Бог Авраама, Бог Исаака, Бог Иакова.

Нет философов и ученых.

Достоверность. Достоверность. Чувство. Мир.

...Радость, радость, радость, слезы радости.

...Разлучился с Ним.

Оставил меня, источник воды живой".

Обжигающие записи! Зашиты были в сюртук Паскаля, заныканы. Не предназначались для постороннего, чужого взгляда. Обнаружены случайно после смерти.

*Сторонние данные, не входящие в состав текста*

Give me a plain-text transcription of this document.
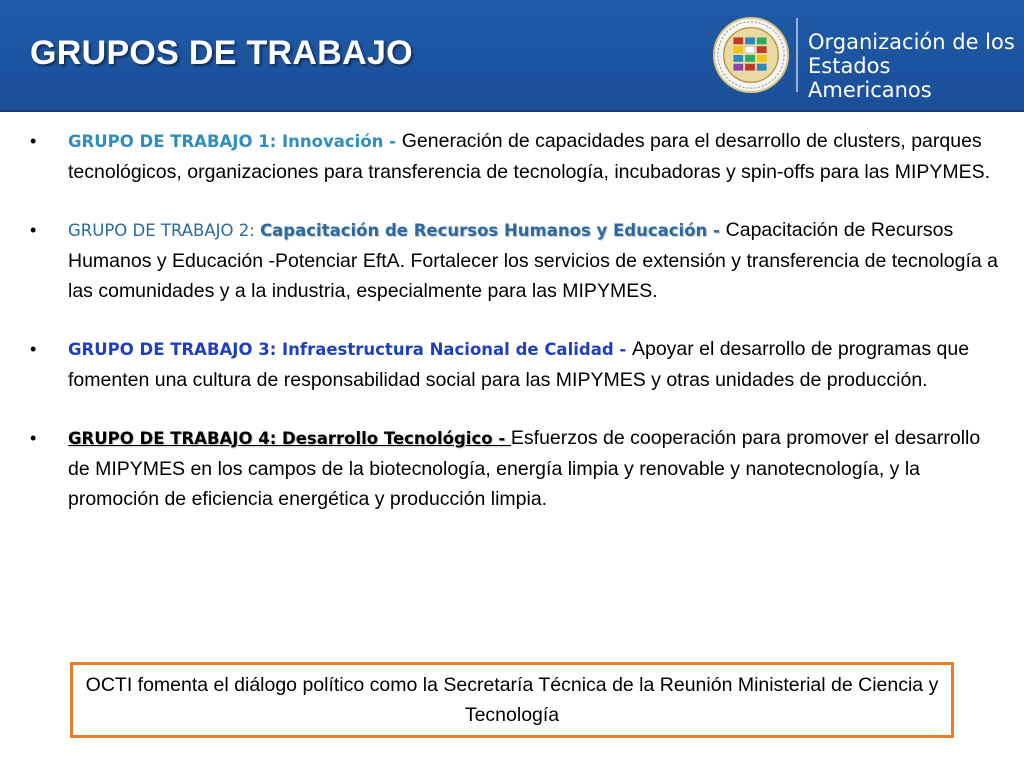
GRUPOS DE TRABAJO	Organización de los
Estados Americanos
•	GRUPO DE TRABAJO 1: Innovación - Generación de capacidades para el desarrollo de clusters, parques tecnológicos, organizaciones para transferencia de tecnología, incubadoras y spin-offs para las MIPYMES.
•	GRUPO DE TRABAJO 2: Capacitación de Recursos Humanos y Educación - Capacitación de Recursos Humanos y Educación -Potenciar EftA. Fortalecer los servicios de extensión y transferencia de tecnología a las comunidades y a la industria, especialmente para las MIPYMES.
•	GRUPO DE TRABAJO 3: Infraestructura Nacional de Calidad - Apoyar el desarrollo de programas que fomenten una cultura de responsabilidad social para las MIPYMES y otras unidades de producción.
•	GRUPO DE TRABAJO 4: Desarrollo Tecnológico - Esfuerzos de cooperación para promover el desarrollo de MIPYMES en los campos de la biotecnología, energía limpia y renovable y nanotecnología, y la promoción de eficiencia energética y producción limpia.
OCTI fomenta el diálogo político como la Secretaría Técnica de la Reunión Ministerial de Ciencia y Tecnología
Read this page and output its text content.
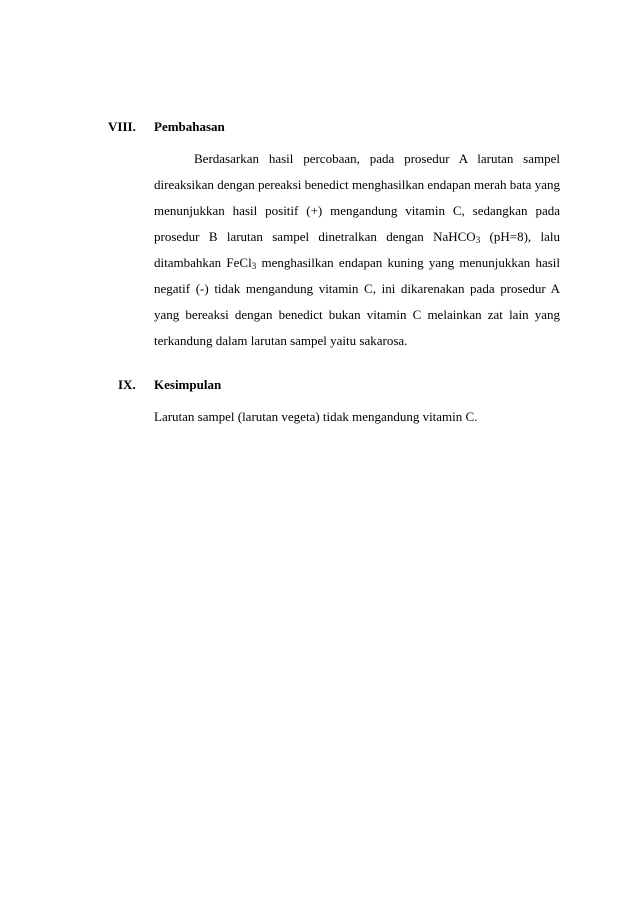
VIII. Pembahasan
Berdasarkan hasil percobaan, pada prosedur A larutan sampel
direaksikan dengan pereaksi benedict menghasilkan endapan merah bata yang
menunjukkan hasil positif (+) mengandung vitamin C, sedangkan pada
prosedur B larutan sampel dinetralkan dengan NaHCO$_3$ (pH=8), lalu
ditambahkan FeCl$_3$ menghasilkan endapan kuning yang menunjukkan hasil
negatif (-) tidak mengandung vitamin C, ini dikarenakan pada prosedur A
yang bereaksi dengan benedict bukan vitamin C melainkan zat lain yang
terkandung dalam larutan sampel yaitu sakarosa.
IX. Kesimpulan
Larutan sampel (larutan vegeta) tidak mengandung vitamin C.
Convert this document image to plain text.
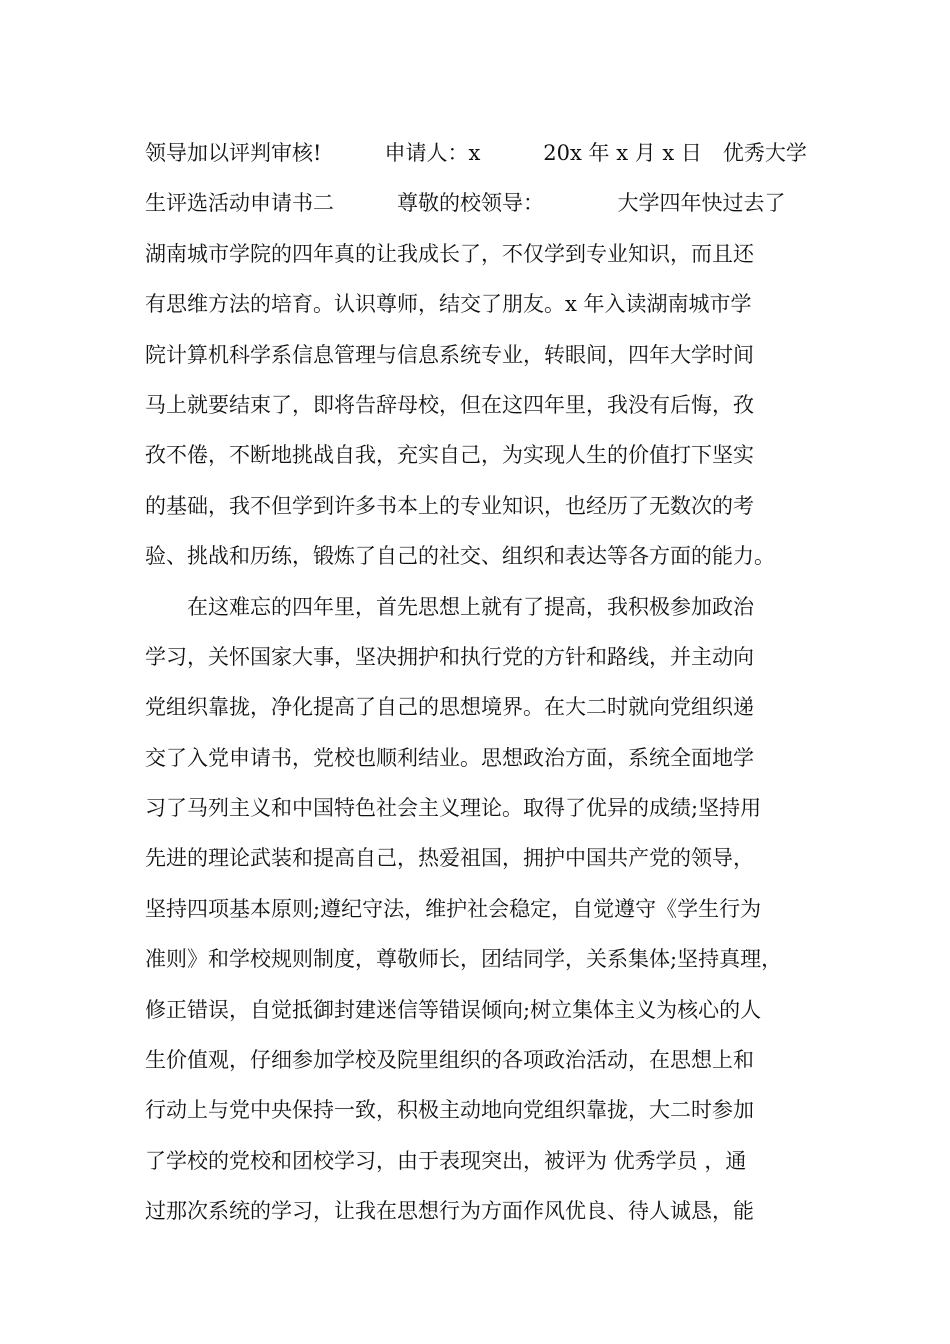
领导加以评判审核!　　　申请人：x　　　20x 年 x 月 x 日　优秀大学
生评选活动申请书二　　　尊敬的校领导：　　　　大学四年快过去了
湖南城市学院的四年真的让我成长了，不仅学到专业知识，而且还
有思维方法的培育。认识尊师，结交了朋友。x 年入读湖南城市学
院计算机科学系信息管理与信息系统专业，转眼间，四年大学时间
马上就要结束了，即将告辞母校，但在这四年里，我没有后悔，孜
孜不倦，不断地挑战自我，充实自己，为实现人生的价值打下坚实
的基础，我不但学到许多书本上的专业知识，也经历了无数次的考
验、挑战和历练，锻炼了自己的社交、组织和表达等各方面的能力。
　　在这难忘的四年里，首先思想上就有了提高，我积极参加政治
学习，关怀国家大事，坚决拥护和执行党的方针和路线，并主动向
党组织靠拢，净化提高了自己的思想境界。在大二时就向党组织递
交了入党申请书，党校也顺利结业。思想政治方面，系统全面地学
习了马列主义和中国特色社会主义理论。取得了优异的成绩;坚持用
先进的理论武装和提高自己，热爱祖国，拥护中国共产党的领导，
坚持四项基本原则;遵纪守法，维护社会稳定，自觉遵守《学生行为
准则》和学校规则制度，尊敬师长，团结同学，关系集体;坚持真理，
修正错误，自觉抵御封建迷信等错误倾向;树立集体主义为核心的人
生价值观，仔细参加学校及院里组织的各项政治活动，在思想上和
行动上与党中央保持一致，积极主动地向党组织靠拢，大二时参加
了学校的党校和团校学习，由于表现突出，被评为 优秀学员 ，通
过那次系统的学习，让我在思想行为方面作风优良、待人诚恳，能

Спустя время, будучи уже взрослым, большим (уже в хрущевское время), я намекнул о своих чрезвычайных переживаниях на Красной площади в разговоре с одной очень умной, трезвой, интеллигентной женщиной, а она вдруг, непристойно покраснев, потупив глаза, доверительно поведала мне, что испытала нечто схожее, похожее, близкое, но, "как женщина". Тут же сообщила, что ее ближайшая приятельница, "очень интеллигентная женщина", после одного такого восторженного экстаза на Красной площади отказалась делить с мужем супружеское ложе, прогнала несчастного бедолагу, обозвав "грубым животным", а он-то ни сном, ни духом не ведал, что же такое случилось, в чем же он так провинился, чем прогневил обожаемую женщину, нежную супругу. Потом она спала на раскладушке, жила воспоминаниями о встрече, надеждой на новую, превратилась, если так можно выразиться, в мистическую супругу Сталина. Не хочу на эту тему распространяться. Может быть, испорченный телефон, не все так просто. Да и плохо представляю потенции, парадоксы и хитрости женской психики, женского организма. Одно добавлю, что полученного эмоционального заряда хватало ей с лихвой до следующего праздника, а о сюрреалистических последствиях удара и экстаза не буду распространяться.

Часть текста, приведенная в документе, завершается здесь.